Port of @UnrelatedString's Jelly answer, so make sure to upvote that answer as well!
Try it online or verify all test cases.
Explanation:
Ó # Get a list of exponents of the (implicit) input's prime factorization
1å # Does this list contain a 1?
# (after which the result is output implicitly)
Python 3, 43 bytes
Returns False for a powerful number, and True otherwise.
f=lambda n,i=1:i>n or(n/i)**.5%i>0<f(n,i+1)

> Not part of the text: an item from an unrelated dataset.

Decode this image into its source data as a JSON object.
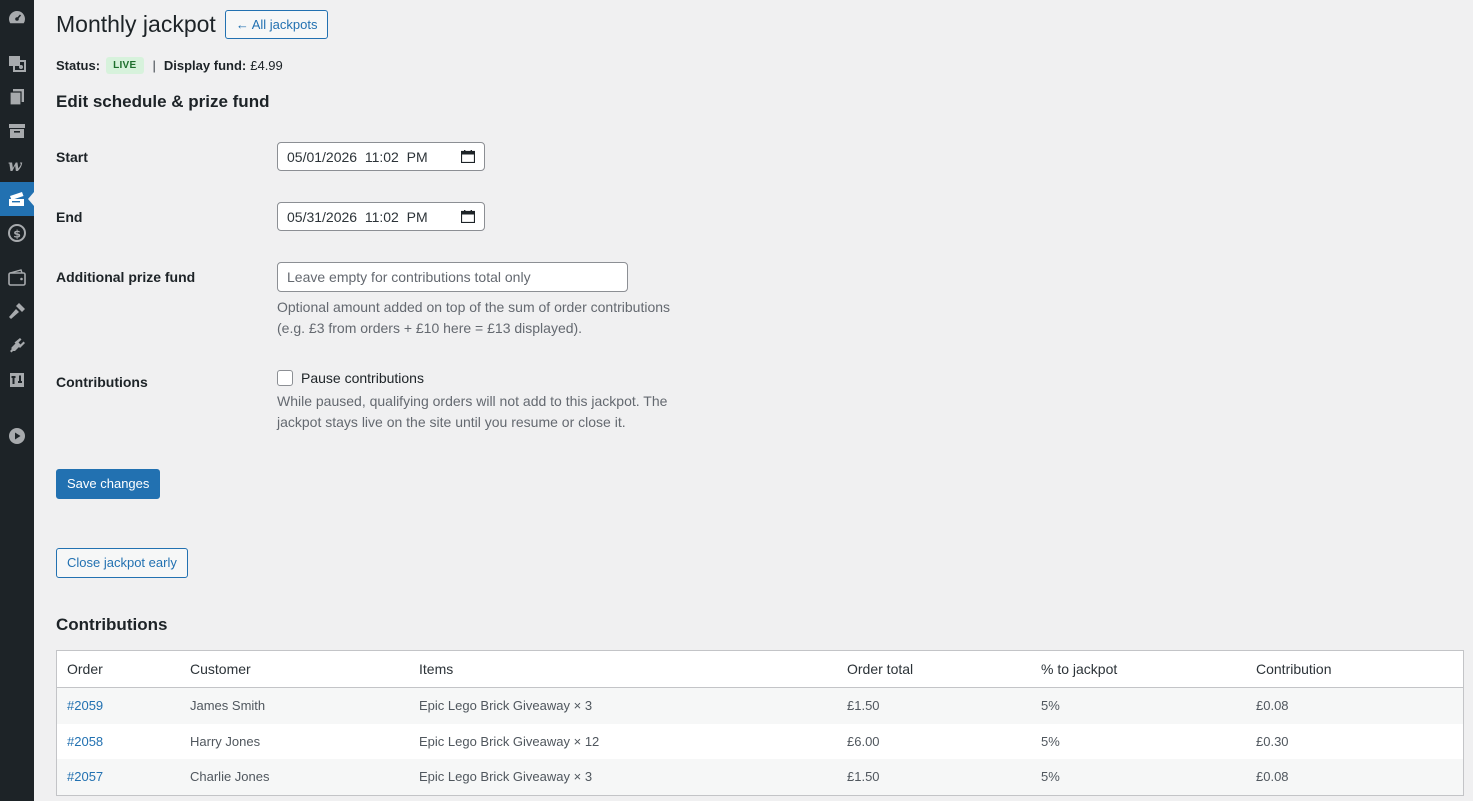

Checks the condition that n is in the form a^2*b^3 by asserting that n/a^3 is a perfect square. In Python this would look something like (n/a**3)**.5%1==0. This condition can be rearranged so that it is slightly golfier:
(n/a**3)**.5%1==0
n**.5/a**1.5%1==0
n**.5/a**.5/a%1==0
(n/a)**.5/a%1==0
(n/a)**.5%a==0
J, 12 10 8 bytes
1 e._&q:
-2 by using Unrelated String's approach of checking for 1 instead of verifying that every exponents was 2 or more
-2 thanks to Bubbler for a shorter way to get prime exponents
_&q:shows the number's prime exponents1 e.checks if all exponents are greater than 1, by checking if 1 is an element and using 0 for truthy and 1 for falsy
Excel, 42 bytes
=LET(a,SEQUENCE(A1),OR(a^2*TOROW(a^3)=A1))
Input in cell A1.
Jelly, 4 bytes
ÆE1e
Inverted native truthy/falsy semantics: 0 for powerful numbers, 1 otherwise.
1e Is 1 an element of
ÆE the array of the input's prime exponents?